Nice sounding build,  without the schematic I can't figure out what the micro switches perform outside of what seemed to be an obvious bass Boost. Help me out someone


----------



## Robert (May 18, 2020)

Ahh another one that slipped through the cracks.   I'll get the build docs worked up later this evening.


----------



## gregonbass (May 18, 2020)

Thank ya much Sir


----------



## cooder (May 18, 2020)

I'd love to see some more schematics as well please to be able to learn, compare and decide what to go for. Like Timmy 3, Super Stevie,
 XB-MB preamp to visalise how you inserted the mid knob and so forth.
And then if there's issues the schematics are essential for trouble shooting I feel, what's connected where and stuff.
Cheers BuGG!


----------



## cooder (May 18, 2020)

...and before I forget it it: Duocast schematic to see difference between Simulcast (which I have and dig!) and also Carmine Overdrive which seems somewhat similar without transformer or what's going on here?
Thanks for all the great work here, much appreciated!


----------



## Robert (May 18, 2020)

https://docs.pedalpcb.com/project/Solenoid.pdf
I'll get the others posted as soon as possible, they're on the list to do.   

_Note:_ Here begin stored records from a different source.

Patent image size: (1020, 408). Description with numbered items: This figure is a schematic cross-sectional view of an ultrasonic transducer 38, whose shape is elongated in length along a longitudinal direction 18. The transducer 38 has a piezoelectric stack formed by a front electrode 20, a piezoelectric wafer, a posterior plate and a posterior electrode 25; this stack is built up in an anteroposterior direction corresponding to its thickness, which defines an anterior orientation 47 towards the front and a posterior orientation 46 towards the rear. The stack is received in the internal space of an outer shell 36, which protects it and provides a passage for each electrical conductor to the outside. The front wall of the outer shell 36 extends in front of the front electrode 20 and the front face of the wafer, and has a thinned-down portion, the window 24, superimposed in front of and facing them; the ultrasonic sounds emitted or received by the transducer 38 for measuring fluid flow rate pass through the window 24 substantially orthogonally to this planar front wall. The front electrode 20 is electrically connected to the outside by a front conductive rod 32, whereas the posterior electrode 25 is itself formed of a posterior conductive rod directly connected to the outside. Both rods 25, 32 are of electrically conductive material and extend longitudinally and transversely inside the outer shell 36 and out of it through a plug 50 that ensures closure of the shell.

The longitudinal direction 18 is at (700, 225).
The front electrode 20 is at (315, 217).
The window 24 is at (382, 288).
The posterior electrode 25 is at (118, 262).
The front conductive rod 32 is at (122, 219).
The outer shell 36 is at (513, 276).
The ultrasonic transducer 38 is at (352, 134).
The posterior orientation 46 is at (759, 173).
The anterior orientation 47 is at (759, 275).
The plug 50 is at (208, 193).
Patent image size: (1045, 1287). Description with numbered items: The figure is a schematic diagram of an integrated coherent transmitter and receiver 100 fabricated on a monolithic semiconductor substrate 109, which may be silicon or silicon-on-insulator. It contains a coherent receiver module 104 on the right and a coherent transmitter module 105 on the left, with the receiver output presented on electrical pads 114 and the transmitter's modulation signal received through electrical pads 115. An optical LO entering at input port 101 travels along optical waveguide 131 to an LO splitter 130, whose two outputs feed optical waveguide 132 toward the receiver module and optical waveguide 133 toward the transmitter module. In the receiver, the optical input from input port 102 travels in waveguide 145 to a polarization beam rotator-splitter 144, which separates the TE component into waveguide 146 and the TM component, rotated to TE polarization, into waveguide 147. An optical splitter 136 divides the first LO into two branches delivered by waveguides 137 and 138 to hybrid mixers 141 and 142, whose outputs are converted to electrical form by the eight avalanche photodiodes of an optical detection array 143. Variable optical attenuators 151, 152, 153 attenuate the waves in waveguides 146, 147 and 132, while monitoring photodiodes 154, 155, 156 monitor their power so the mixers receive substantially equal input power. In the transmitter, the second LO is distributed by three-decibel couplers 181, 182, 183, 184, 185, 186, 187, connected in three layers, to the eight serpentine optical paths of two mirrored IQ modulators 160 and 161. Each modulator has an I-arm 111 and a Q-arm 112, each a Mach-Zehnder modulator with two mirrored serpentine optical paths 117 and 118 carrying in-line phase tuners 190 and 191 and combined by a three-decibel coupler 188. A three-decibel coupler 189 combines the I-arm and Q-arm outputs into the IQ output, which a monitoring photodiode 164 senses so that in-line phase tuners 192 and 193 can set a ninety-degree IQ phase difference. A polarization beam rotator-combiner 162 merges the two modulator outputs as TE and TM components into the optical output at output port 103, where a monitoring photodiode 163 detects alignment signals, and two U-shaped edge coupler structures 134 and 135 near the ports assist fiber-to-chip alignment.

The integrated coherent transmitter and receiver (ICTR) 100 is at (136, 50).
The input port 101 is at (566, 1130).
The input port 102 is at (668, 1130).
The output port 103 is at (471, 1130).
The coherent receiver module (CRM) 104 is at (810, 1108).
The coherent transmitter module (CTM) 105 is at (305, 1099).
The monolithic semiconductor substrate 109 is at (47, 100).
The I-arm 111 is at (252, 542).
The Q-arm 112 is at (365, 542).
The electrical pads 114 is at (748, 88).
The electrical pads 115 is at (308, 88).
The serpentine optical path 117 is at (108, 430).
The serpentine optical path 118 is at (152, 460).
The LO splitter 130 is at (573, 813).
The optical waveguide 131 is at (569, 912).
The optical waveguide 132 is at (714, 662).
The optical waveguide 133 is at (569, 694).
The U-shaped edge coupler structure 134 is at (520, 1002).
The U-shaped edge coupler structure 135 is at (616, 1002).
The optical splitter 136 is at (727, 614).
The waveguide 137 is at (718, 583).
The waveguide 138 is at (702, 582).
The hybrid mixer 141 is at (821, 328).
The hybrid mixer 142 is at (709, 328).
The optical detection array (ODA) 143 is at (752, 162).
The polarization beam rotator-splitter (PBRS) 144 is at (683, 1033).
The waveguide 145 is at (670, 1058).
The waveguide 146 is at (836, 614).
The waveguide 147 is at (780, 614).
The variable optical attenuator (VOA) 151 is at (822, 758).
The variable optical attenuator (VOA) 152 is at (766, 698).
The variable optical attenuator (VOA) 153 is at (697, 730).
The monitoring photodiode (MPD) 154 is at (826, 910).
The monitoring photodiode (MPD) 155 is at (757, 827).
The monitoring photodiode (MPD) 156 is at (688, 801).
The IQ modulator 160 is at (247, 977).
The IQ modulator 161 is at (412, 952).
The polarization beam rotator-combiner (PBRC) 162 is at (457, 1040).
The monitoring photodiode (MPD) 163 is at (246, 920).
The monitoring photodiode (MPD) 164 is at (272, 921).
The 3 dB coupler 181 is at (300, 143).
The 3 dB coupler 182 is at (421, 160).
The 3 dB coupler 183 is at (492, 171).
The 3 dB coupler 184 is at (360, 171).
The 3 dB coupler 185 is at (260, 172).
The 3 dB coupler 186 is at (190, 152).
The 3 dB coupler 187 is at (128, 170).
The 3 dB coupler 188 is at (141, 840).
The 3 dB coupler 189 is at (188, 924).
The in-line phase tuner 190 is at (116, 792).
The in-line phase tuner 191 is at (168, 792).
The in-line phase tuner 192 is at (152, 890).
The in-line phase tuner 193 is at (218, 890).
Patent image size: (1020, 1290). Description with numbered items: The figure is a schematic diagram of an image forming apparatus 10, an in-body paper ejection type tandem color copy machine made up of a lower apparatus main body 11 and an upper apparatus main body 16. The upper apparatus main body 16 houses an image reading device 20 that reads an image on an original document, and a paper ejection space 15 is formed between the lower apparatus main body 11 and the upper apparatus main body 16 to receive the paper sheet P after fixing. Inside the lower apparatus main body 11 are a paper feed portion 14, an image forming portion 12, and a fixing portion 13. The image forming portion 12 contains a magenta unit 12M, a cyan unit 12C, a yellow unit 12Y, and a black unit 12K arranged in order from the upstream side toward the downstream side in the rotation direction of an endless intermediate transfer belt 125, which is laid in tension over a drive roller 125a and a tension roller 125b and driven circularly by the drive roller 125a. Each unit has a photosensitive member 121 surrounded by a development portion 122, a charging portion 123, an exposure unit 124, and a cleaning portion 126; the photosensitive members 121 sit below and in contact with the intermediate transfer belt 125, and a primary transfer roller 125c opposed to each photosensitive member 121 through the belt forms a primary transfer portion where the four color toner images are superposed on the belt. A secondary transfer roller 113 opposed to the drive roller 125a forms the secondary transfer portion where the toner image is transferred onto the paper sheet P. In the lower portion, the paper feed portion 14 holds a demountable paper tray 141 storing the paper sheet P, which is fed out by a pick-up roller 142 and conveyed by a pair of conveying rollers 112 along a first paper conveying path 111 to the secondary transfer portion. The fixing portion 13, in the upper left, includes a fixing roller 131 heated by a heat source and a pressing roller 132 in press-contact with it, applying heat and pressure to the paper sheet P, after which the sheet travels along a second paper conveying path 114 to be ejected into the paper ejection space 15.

Let me know if there are any issues or oddities with the newly uploaded build docs...    The new ones are a big leap because not only the visual format is changing, but I'm also migrating to new software and leaving Adobe behind.


----------



## cooder (May 19, 2020)

Robert said:


> https://docs.pedalpcb.com/project/Solenoid.pdf
> I'll get the others posted as soon as possible, they're on the list to do.
> 
> Let me know if there are any issues or oddities with the newly uploaded build docs...    The new ones are a big leap because not only the visual format is changing, but I'm also migrating to new software and leaving Adobe behind.


Awesome, thanks man! It's a lot of work and time in that sorta stuff...


----------



## xefned (Apr 25, 2021)

Does this asterisk next to C4 indicate anything interesting?


----------



## xefned (Apr 25, 2021)

Found a couple more asterisks on a couple of the 10µF caps. Looked at the schematic.

I'm gonna assume these asterisks mean "these were bipolar on the original Soul Driven, but they don't really have to be bipolar."


----------